The time between the releases of 1e and 2e is about 19 years, so it's not like one was released right after the other, and 1e is a 30 year old game this year. 2e benefits from being made in 2005 and in the era of digital print setup.

RocknRollaAyatollah
Nov 26, 2008

Lipstick Apathy

Hypnobeard posted:

Isn't Dragonlance some kind of crypto-Mormon thing? Do maybe all this stuff makes more sense viewed through that lens?

As far as I've seen, not really. Only in the sense that the writers were, still are to my knowledge, Mormons and were brought up in it. I've never been a big fan of Dragonlance because it always seemed bland.

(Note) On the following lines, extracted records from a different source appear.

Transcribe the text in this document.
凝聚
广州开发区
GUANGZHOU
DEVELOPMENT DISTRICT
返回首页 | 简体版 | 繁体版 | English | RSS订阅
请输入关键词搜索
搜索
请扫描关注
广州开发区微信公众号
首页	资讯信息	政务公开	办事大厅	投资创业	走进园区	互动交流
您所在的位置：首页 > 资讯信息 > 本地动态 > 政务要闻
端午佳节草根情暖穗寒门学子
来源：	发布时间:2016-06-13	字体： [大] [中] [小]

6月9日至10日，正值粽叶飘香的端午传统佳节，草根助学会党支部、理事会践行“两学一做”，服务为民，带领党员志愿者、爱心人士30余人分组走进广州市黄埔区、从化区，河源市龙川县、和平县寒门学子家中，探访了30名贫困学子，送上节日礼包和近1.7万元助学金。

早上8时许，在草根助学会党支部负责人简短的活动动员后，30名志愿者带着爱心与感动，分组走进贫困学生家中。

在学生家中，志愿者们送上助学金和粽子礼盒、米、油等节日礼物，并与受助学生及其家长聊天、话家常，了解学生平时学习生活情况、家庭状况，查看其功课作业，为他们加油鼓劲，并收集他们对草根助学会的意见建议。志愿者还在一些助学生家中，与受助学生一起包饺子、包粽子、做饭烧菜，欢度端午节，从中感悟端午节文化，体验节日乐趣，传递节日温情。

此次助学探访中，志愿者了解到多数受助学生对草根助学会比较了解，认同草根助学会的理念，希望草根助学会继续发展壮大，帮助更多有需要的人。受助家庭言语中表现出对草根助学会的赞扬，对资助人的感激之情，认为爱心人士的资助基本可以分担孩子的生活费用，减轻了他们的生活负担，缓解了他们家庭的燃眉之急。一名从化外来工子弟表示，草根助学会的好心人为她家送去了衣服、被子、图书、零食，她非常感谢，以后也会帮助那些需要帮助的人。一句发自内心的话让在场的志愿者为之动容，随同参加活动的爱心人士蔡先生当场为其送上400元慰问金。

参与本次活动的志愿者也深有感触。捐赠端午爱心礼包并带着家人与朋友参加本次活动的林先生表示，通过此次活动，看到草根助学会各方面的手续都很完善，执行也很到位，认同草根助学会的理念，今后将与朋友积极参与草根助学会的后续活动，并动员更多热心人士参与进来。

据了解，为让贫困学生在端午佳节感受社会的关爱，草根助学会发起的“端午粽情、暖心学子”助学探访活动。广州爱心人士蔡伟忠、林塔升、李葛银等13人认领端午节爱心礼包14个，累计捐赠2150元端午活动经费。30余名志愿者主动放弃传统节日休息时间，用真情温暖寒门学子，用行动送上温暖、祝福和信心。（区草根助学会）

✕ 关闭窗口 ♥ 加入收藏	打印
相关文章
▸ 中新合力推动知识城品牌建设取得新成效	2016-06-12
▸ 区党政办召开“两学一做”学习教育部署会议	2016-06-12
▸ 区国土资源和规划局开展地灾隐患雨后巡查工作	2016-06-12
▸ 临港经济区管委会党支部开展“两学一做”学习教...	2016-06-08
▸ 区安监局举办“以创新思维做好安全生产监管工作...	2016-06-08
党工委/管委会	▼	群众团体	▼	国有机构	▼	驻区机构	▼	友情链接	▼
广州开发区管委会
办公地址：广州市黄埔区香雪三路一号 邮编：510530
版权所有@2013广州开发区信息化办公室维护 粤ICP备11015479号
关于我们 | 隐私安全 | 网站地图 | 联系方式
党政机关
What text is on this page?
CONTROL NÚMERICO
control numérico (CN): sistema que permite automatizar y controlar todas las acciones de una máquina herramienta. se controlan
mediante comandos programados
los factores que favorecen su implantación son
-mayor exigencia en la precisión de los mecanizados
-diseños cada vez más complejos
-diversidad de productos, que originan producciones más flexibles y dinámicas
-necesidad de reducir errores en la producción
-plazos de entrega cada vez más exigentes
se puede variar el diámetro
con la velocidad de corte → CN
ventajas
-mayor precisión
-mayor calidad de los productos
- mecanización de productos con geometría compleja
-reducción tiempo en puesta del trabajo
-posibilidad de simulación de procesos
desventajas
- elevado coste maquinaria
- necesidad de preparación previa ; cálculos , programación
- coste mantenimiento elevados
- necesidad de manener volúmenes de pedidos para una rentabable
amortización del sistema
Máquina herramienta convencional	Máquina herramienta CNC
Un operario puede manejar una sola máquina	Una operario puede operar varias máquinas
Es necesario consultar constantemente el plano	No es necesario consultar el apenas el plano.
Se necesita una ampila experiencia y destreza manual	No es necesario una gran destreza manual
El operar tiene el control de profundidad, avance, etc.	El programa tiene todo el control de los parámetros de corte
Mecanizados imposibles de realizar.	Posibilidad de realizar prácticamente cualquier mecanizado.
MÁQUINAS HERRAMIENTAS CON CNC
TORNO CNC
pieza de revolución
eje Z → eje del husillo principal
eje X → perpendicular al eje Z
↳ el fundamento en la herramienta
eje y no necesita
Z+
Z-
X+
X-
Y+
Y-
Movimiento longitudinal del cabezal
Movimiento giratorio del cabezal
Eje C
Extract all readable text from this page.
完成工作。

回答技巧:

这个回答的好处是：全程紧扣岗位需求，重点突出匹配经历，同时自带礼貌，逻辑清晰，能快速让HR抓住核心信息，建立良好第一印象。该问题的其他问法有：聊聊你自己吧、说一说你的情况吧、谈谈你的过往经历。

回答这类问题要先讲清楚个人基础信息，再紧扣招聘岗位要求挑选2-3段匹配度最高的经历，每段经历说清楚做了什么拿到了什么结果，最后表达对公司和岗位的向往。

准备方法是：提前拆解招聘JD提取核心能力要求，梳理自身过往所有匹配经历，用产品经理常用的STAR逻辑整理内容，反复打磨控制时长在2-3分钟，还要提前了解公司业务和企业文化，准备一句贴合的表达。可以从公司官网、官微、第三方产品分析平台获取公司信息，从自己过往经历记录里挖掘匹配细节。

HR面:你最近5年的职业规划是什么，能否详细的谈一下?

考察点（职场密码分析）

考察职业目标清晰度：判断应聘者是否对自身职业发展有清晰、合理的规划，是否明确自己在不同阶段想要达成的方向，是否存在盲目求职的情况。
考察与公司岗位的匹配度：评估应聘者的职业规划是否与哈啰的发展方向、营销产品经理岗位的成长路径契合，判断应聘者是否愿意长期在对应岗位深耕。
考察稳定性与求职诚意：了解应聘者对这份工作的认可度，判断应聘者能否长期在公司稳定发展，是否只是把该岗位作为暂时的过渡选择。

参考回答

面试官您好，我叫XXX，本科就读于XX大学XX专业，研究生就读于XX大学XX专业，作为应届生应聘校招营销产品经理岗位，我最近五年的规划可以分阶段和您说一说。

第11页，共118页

They're probably somewhere between Orson Scott Card, dominated by it, and Sandy Petersen, nonexistent, in terms of how much it influenced their writing.

RocknRollaAyatollah
Nov 26, 2008

Lipstick Apathy

Mr.Misfit posted:

Seems like its a full-fledged campaign game for some sort of Cthulhu rpg from japan. Fascinating.

It's a description of a campaign the author ran in Call Of Cthulhu. CoC has a fairly large following in Japan and has a couple Japan exclusive books, mainly one on the Sengoku Era and the Meiji period.

Adbot
ADBOT LOVES YOU

RocknRollaAyatollah
Nov 26, 2008

Lipstick Apathy
Merry Christmas and Happy Hanukkah! May you all roll well on the loot tables tomorrow.